Claude Bartolone et sa "boussole" Tariq Ramadan : qu'a vraiment dit le candidat en Ile-de-France ?

Publié à 07h40, le 26 octobre 2015 , Modifié à 07h55, le 26 octobre 2015

Claude Bartolone et sa "boussole" Tariq Ramadan : qu'a vraiment dit le candidat en Ile-de-France ?
© AFP

Sa déclaration soulève la droite depuis dimanche. Le 25 octobre, Claude Bartolone, président de l'Assemblée nationale mais surtout tête de liste socialiste pour la région Ile-de-France, invité du Forum Radio J, est interrogé sur "la montée du salafisme dans certains quartiers". Le candidat va alors se référer à une pensée du controversé Tariq Ramadan, spécialiste de l'islam et professeur à l’université d'Oxford. Il évoque "une boussole qui [le] sert dans [son] engagement politique, celle issue de la pensée de Monsieur Ramadan".
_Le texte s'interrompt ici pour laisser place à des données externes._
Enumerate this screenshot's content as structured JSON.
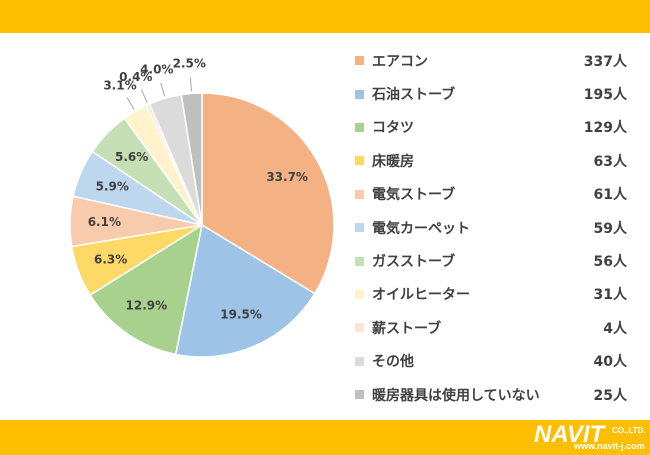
{
  "chart_data": {
    "type": "pie",
    "title": "",
    "categories": [
      "エアコン",
      "石油ストーブ",
      "コタツ",
      "床暖房",
      "電気ストーブ",
      "電気カーペット",
      "ガスストーブ",
      "オイルヒーター",
      "薪ストーブ",
      "その他",
      "暖房器具は使用していない"
    ],
    "values": [
      33.7,
      19.5,
      12.9,
      6.3,
      6.1,
      5.9,
      5.6,
      3.1,
      0.4,
      4.0,
      2.5
    ],
    "value_labels": [
      "33.7%",
      "19.5%",
      "12.9%",
      "6.3%",
      "6.1%",
      "5.9%",
      "5.6%",
      "3.1%",
      "0.4%",
      "4.0%",
      "2.5%"
    ],
    "counts": [
      "337人",
      "195人",
      "129人",
      "63人",
      "61人",
      "59人",
      "56人",
      "31人",
      "4人",
      "40人",
      "25人"
    ],
    "colors": [
      "#f4b183",
      "#9dc3e6",
      "#a9d18e",
      "#ffd966",
      "#f8cbad",
      "#bdd7ee",
      "#c5e0b4",
      "#fff2cc",
      "#fbe5d6",
      "#dbdbdb",
      "#bfbfbf"
    ],
    "start_angle": "12 o'clock",
    "direction": "clockwise",
    "legend": "right"
  },
  "brand": {
    "logo_text": "NAVIT",
    "logo_sub": "CO.,LTD.",
    "logo_url": "www.navit-j.com",
    "band_color": "#fdbe00"
  }
}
Porte-parole de Valérie Pécresse, principale concurrente de Claude Bartolone pour la région, Geoffroy Didier dégaine le premier, repris par sa candidate :

Ils se réfèrent ici à un débat de 2003 dans lequel Tariq Ramadan avait affirmé face à un certain Nicolas Sarkozy, alors ministre de l'Intérieur, sur la question de la lapidation des femmes : "Je sais que ma position est minoritaire dans le monde musulman et je demande un moratoire pour qu'il y a un vrai débat entre les musulmans."
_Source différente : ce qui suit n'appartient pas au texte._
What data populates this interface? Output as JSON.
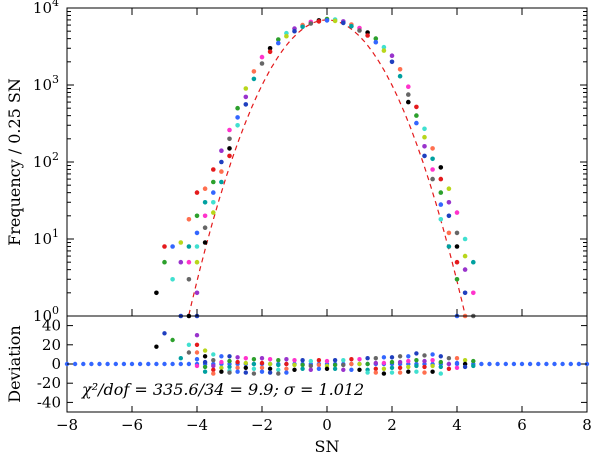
{
  "chart_data": [
    {
      "type": "scatter",
      "panel": "top",
      "scale_y": "log",
      "xlim": [
        -8,
        8
      ],
      "ylim": [
        1,
        10000
      ],
      "ylabel": "Frequency / 0.25 SN",
      "x_ticks": [
        -8,
        -6,
        -4,
        -2,
        0,
        2,
        4,
        6,
        8
      ],
      "y_ticks": [
        {
          "base": "10",
          "exp": "0",
          "value": 1
        },
        {
          "base": "10",
          "exp": "1",
          "value": 10
        },
        {
          "base": "10",
          "exp": "2",
          "value": 100
        },
        {
          "base": "10",
          "exp": "3",
          "value": 1000
        },
        {
          "base": "10",
          "exp": "4",
          "value": 10000
        }
      ],
      "bin_width": 0.25,
      "n_realizations": 12,
      "series_colors": [
        "#000000",
        "#e41a1c",
        "#2ca02c",
        "#3366ff",
        "#40e0d0",
        "#b8d61b",
        "#9933cc",
        "#1f3fbf",
        "#ff6f4f",
        "#00a0a0",
        "#ff33cc",
        "#666666"
      ],
      "model": {
        "name": "gaussian",
        "peak": 7000,
        "sigma": 1.012,
        "line_color": "#e41a1c",
        "style": "dashed"
      },
      "points": [
        [
          -5.25,
          2
        ],
        [
          -5.0,
          8
        ],
        [
          -5.0,
          5
        ],
        [
          -4.75,
          8
        ],
        [
          -4.75,
          3
        ],
        [
          -4.5,
          9
        ],
        [
          -4.5,
          5
        ],
        [
          -4.5,
          1
        ],
        [
          -4.25,
          18
        ],
        [
          -4.25,
          8
        ],
        [
          -4.25,
          5
        ],
        [
          -4.25,
          3
        ],
        [
          -4.25,
          1
        ],
        [
          -4.0,
          40
        ],
        [
          -4.0,
          20
        ],
        [
          -4.0,
          12
        ],
        [
          -4.0,
          8
        ],
        [
          -4.0,
          5
        ],
        [
          -4.0,
          2
        ],
        [
          -4.0,
          1
        ],
        [
          -3.75,
          45
        ],
        [
          -3.75,
          30
        ],
        [
          -3.75,
          20
        ],
        [
          -3.75,
          14
        ],
        [
          -3.75,
          9
        ],
        [
          -3.5,
          80
        ],
        [
          -3.5,
          55
        ],
        [
          -3.5,
          40
        ],
        [
          -3.5,
          30
        ],
        [
          -3.5,
          22
        ],
        [
          -3.25,
          140
        ],
        [
          -3.25,
          100
        ],
        [
          -3.25,
          75
        ],
        [
          -3.25,
          55
        ],
        [
          -3.0,
          260
        ],
        [
          -3.0,
          200
        ],
        [
          -3.0,
          150
        ],
        [
          -3.0,
          120
        ],
        [
          -2.75,
          500
        ],
        [
          -2.75,
          380
        ],
        [
          -2.75,
          300
        ],
        [
          -2.5,
          900
        ],
        [
          -2.5,
          700
        ],
        [
          -2.5,
          560
        ],
        [
          -2.25,
          1500
        ],
        [
          -2.25,
          1200
        ],
        [
          -2.0,
          2300
        ],
        [
          -2.0,
          1900
        ],
        [
          -1.75,
          3000
        ],
        [
          -1.75,
          2700
        ],
        [
          -1.5,
          3900
        ],
        [
          -1.5,
          3500
        ],
        [
          -1.25,
          4700
        ],
        [
          -1.25,
          4300
        ],
        [
          -1.0,
          5400
        ],
        [
          -1.0,
          5000
        ],
        [
          -0.75,
          6000
        ],
        [
          -0.75,
          5700
        ],
        [
          -0.5,
          6600
        ],
        [
          -0.5,
          6300
        ],
        [
          -0.25,
          6900
        ],
        [
          -0.25,
          6700
        ],
        [
          0.0,
          7200
        ],
        [
          0.0,
          6900
        ],
        [
          0.25,
          7100
        ],
        [
          0.25,
          6800
        ],
        [
          0.5,
          6700
        ],
        [
          0.5,
          6400
        ],
        [
          0.75,
          6100
        ],
        [
          0.75,
          5800
        ],
        [
          1.0,
          5500
        ],
        [
          1.0,
          5100
        ],
        [
          1.25,
          4800
        ],
        [
          1.25,
          4400
        ],
        [
          1.5,
          4000
        ],
        [
          1.5,
          3600
        ],
        [
          1.75,
          3100
        ],
        [
          1.75,
          2800
        ],
        [
          2.0,
          2400
        ],
        [
          2.0,
          2000
        ],
        [
          2.25,
          1600
        ],
        [
          2.25,
          1300
        ],
        [
          2.5,
          950
        ],
        [
          2.5,
          750
        ],
        [
          2.5,
          600
        ],
        [
          2.75,
          520
        ],
        [
          2.75,
          400
        ],
        [
          2.75,
          320
        ],
        [
          3.0,
          270
        ],
        [
          3.0,
          210
        ],
        [
          3.0,
          160
        ],
        [
          3.0,
          120
        ],
        [
          3.25,
          150
        ],
        [
          3.25,
          110
        ],
        [
          3.25,
          80
        ],
        [
          3.25,
          60
        ],
        [
          3.5,
          85
        ],
        [
          3.5,
          60
        ],
        [
          3.5,
          40
        ],
        [
          3.5,
          28
        ],
        [
          3.5,
          18
        ],
        [
          3.75,
          45
        ],
        [
          3.75,
          30
        ],
        [
          3.75,
          20
        ],
        [
          3.75,
          12
        ],
        [
          3.75,
          8
        ],
        [
          4.0,
          22
        ],
        [
          4.0,
          12
        ],
        [
          4.0,
          8
        ],
        [
          4.0,
          5
        ],
        [
          4.0,
          3
        ],
        [
          4.0,
          1
        ],
        [
          4.25,
          10
        ],
        [
          4.25,
          6
        ],
        [
          4.25,
          4
        ],
        [
          4.25,
          2
        ],
        [
          4.25,
          1
        ],
        [
          4.5,
          5
        ],
        [
          4.5,
          2
        ],
        [
          4.5,
          1
        ]
      ]
    },
    {
      "type": "scatter",
      "panel": "bottom",
      "xlim": [
        -8,
        8
      ],
      "ylim": [
        -50,
        50
      ],
      "xlabel": "SN",
      "ylabel": "Deviation",
      "x_ticks": [
        -8,
        -6,
        -4,
        -2,
        0,
        2,
        4,
        6,
        8
      ],
      "y_ticks": [
        -40,
        -20,
        0,
        20,
        40
      ],
      "annotation": "χ²/dof = 335.6/34 = 9.9; σ = 1.012",
      "baseline_color": "#3366ff",
      "baseline_x_range": [
        -8,
        8
      ],
      "points": [
        [
          -5.25,
          18
        ],
        [
          -5.0,
          32
        ],
        [
          -4.75,
          25
        ],
        [
          -4.5,
          6
        ],
        [
          -4.25,
          20
        ],
        [
          -4.25,
          12
        ],
        [
          -4.0,
          30
        ],
        [
          -4.0,
          20
        ],
        [
          -4.0,
          12
        ],
        [
          -4.0,
          5
        ],
        [
          -4.0,
          -2
        ],
        [
          -3.75,
          14
        ],
        [
          -3.75,
          8
        ],
        [
          -3.75,
          2
        ],
        [
          -3.75,
          -3
        ],
        [
          -3.75,
          -8
        ],
        [
          -3.5,
          10
        ],
        [
          -3.5,
          4
        ],
        [
          -3.5,
          -2
        ],
        [
          -3.5,
          -6
        ],
        [
          -3.5,
          -10
        ],
        [
          -3.25,
          8
        ],
        [
          -3.25,
          2
        ],
        [
          -3.25,
          -4
        ],
        [
          -3.25,
          -8
        ],
        [
          -3.0,
          8
        ],
        [
          -3.0,
          3
        ],
        [
          -3.0,
          -3
        ],
        [
          -3.0,
          -7
        ],
        [
          -3.0,
          -9
        ],
        [
          -2.75,
          7
        ],
        [
          -2.75,
          2
        ],
        [
          -2.75,
          -4
        ],
        [
          -2.75,
          -8
        ],
        [
          -2.5,
          6
        ],
        [
          -2.5,
          1
        ],
        [
          -2.5,
          -4
        ],
        [
          -2.5,
          -9
        ],
        [
          -2.25,
          5
        ],
        [
          -2.25,
          0
        ],
        [
          -2.25,
          -5
        ],
        [
          -2.25,
          -10
        ],
        [
          -2.0,
          6
        ],
        [
          -2.0,
          1
        ],
        [
          -2.0,
          -4
        ],
        [
          -2.0,
          -8
        ],
        [
          -1.75,
          5
        ],
        [
          -1.75,
          0
        ],
        [
          -1.75,
          -5
        ],
        [
          -1.75,
          -9
        ],
        [
          -1.5,
          4
        ],
        [
          -1.5,
          -1
        ],
        [
          -1.5,
          -6
        ],
        [
          -1.5,
          -10
        ],
        [
          -1.25,
          5
        ],
        [
          -1.25,
          0
        ],
        [
          -1.25,
          -5
        ],
        [
          -1.25,
          -9
        ],
        [
          -1.0,
          4
        ],
        [
          -1.0,
          -1
        ],
        [
          -1.0,
          -6
        ],
        [
          -0.75,
          4
        ],
        [
          -0.75,
          -1
        ],
        [
          -0.75,
          -5
        ],
        [
          -0.5,
          3
        ],
        [
          -0.5,
          -2
        ],
        [
          -0.5,
          -6
        ],
        [
          -0.25,
          4
        ],
        [
          -0.25,
          -1
        ],
        [
          -0.25,
          -5
        ],
        [
          0.0,
          3
        ],
        [
          0.0,
          -2
        ],
        [
          0.0,
          -5
        ],
        [
          0.25,
          4
        ],
        [
          0.25,
          -1
        ],
        [
          0.25,
          -5
        ],
        [
          0.5,
          4
        ],
        [
          0.5,
          -1
        ],
        [
          0.5,
          -6
        ],
        [
          0.75,
          5
        ],
        [
          0.75,
          0
        ],
        [
          0.75,
          -6
        ],
        [
          1.0,
          5
        ],
        [
          1.0,
          0
        ],
        [
          1.0,
          -6
        ],
        [
          1.25,
          6
        ],
        [
          1.25,
          0
        ],
        [
          1.25,
          -6
        ],
        [
          1.25,
          -9
        ],
        [
          1.5,
          6
        ],
        [
          1.5,
          1
        ],
        [
          1.5,
          -5
        ],
        [
          1.5,
          -9
        ],
        [
          1.75,
          7
        ],
        [
          1.75,
          1
        ],
        [
          1.75,
          -5
        ],
        [
          1.75,
          -10
        ],
        [
          2.0,
          7
        ],
        [
          2.0,
          2
        ],
        [
          2.0,
          -4
        ],
        [
          2.0,
          -9
        ],
        [
          2.25,
          8
        ],
        [
          2.25,
          2
        ],
        [
          2.25,
          -4
        ],
        [
          2.25,
          -9
        ],
        [
          2.5,
          8
        ],
        [
          2.5,
          3
        ],
        [
          2.5,
          -3
        ],
        [
          2.5,
          -8
        ],
        [
          2.75,
          11
        ],
        [
          2.75,
          4
        ],
        [
          2.75,
          -2
        ],
        [
          2.75,
          -8
        ],
        [
          3.0,
          9
        ],
        [
          3.0,
          3
        ],
        [
          3.0,
          -3
        ],
        [
          3.0,
          -9
        ],
        [
          3.25,
          10
        ],
        [
          3.25,
          4
        ],
        [
          3.25,
          -2
        ],
        [
          3.25,
          -8
        ],
        [
          3.5,
          8
        ],
        [
          3.5,
          2
        ],
        [
          3.5,
          -3
        ],
        [
          3.5,
          -10
        ],
        [
          3.75,
          6
        ],
        [
          3.75,
          0
        ],
        [
          3.75,
          -5
        ],
        [
          4.0,
          6
        ],
        [
          4.0,
          1
        ],
        [
          4.0,
          -4
        ],
        [
          4.25,
          4
        ],
        [
          4.25,
          0
        ],
        [
          4.25,
          -3
        ],
        [
          4.5,
          3
        ],
        [
          4.5,
          -2
        ]
      ]
    }
  ]
}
D'autres à droite vont également s'indigner sur Twitter, notamment les deux porte-parole de Les Républicains, Lydia Guirous et Sébastien Huyghe.

Réaction de Claude Bartolone ? Il crie à la diffamation et annonce porter plainte :

Son directeur de campagne précise au Scan que seul Geoffroy Didier sera visé car il est "l'initiateur" de la diffamation.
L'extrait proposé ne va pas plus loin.